Fighting with mechs never looked so beautiful, at least from a bird’s-eye view. Carbon Games is launching the open beta test of its free-to-play AirMech game today as a downloadable title on Valve’s Steam digital distribution platform.
Carbon Games built the real-time strategy title with no outside funding and a team of six people. It looks beautiful and has more than 420,000 beta testers. You can play AirMech cooperatively or competitively online on the PC. The sci-fi game is akin to a tower defense game, with pretty graphics. But it runs on low-end hardware, including mobile phones.
Bellevue, Wash.-based Carbon Games was founded in July 2011 by James Green and Ken Klopp, who were among the makers of the Sony PlayStation Network game Fat Princess. Carbon built AirMech with a few hundred thousand dollars of its founders’ own money, said Green, and it is running across 23 servers scattered around the globe.
“Our plan is to crush all competition by offering ‘fair’ free-to-play that the big companies just can’t compete with because they have tens of millions to recoup,” Green said. “Our profits are going to be reinvested back into the game because we love it and want to build a trans-media empire out of it — not because we’re in it for the money.

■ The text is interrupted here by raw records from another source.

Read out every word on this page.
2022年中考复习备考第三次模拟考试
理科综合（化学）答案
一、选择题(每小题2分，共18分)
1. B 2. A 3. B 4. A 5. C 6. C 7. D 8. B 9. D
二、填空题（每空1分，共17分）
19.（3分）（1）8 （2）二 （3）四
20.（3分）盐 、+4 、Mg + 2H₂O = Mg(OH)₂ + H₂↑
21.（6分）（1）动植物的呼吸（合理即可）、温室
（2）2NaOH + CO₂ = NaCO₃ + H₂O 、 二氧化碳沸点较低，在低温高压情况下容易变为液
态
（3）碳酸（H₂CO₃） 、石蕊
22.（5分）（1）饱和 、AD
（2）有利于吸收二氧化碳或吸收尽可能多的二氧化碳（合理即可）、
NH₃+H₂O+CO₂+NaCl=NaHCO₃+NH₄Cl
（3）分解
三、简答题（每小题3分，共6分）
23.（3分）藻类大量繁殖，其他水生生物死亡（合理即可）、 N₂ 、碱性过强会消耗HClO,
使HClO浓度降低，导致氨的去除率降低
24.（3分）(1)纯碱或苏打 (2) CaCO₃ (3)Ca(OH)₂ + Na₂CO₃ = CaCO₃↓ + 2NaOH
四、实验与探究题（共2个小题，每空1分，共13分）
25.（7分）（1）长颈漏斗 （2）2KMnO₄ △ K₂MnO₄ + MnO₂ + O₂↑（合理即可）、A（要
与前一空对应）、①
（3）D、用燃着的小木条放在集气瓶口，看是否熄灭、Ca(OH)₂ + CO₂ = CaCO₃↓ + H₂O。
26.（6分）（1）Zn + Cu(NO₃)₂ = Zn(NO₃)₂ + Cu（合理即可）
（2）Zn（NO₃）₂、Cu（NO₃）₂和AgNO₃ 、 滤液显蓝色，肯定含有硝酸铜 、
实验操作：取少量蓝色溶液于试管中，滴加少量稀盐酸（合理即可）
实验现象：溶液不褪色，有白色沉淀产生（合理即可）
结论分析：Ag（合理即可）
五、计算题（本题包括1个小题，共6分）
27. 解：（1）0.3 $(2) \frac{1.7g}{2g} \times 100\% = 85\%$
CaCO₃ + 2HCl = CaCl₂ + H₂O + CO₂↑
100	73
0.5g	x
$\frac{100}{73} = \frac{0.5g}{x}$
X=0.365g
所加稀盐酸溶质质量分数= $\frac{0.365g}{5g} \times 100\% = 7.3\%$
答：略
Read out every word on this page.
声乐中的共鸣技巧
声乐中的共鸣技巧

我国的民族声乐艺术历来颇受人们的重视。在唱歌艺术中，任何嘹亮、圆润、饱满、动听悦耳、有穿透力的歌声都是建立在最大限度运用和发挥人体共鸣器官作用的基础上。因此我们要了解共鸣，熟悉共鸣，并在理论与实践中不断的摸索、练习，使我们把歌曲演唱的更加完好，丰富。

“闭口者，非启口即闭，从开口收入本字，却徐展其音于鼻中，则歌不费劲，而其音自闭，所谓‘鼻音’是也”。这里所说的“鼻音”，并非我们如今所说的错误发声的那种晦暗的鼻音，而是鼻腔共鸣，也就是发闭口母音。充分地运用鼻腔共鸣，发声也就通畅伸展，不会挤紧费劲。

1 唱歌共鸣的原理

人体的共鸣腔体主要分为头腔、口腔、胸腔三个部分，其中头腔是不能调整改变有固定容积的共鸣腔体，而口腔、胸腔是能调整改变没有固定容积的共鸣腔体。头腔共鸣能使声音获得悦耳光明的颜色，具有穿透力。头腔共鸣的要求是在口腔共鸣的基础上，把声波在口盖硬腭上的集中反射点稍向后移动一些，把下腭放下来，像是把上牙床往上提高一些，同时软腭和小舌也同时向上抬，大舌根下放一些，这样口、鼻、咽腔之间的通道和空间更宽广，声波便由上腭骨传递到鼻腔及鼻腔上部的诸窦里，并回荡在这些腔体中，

It’s because we love this game and want to prove that you don’t need a ton of venture capital to do it.”
Green said that Carbon has an Android version up and running at 30 frames per second on Tegra 3 tablets and also has a Google Chrome Native Client version. The company has an Ouya development kit and plans to launch AirMech for that platform. Its soundtrack comes out Tuesday, a work from electro-industrial performers Front Line Assembly.
Rivals include games such as League of Legends, StarCraft II, and Dota2. Green and Klopp met while working in Shanghai for Ubisoft. They both founded Titan Studios and then merged it with Epic Games China. After Epic Games China wasn’t interested in their pitch, they set off on their own.
Green added, “We are proving that the old publisher model is broken. Six people in a room can make a game played by people all over the world. I was tired of AirMech being rejected time and time again, and I knew the only way to get it made was to make it ourselves, fund it ourselves.”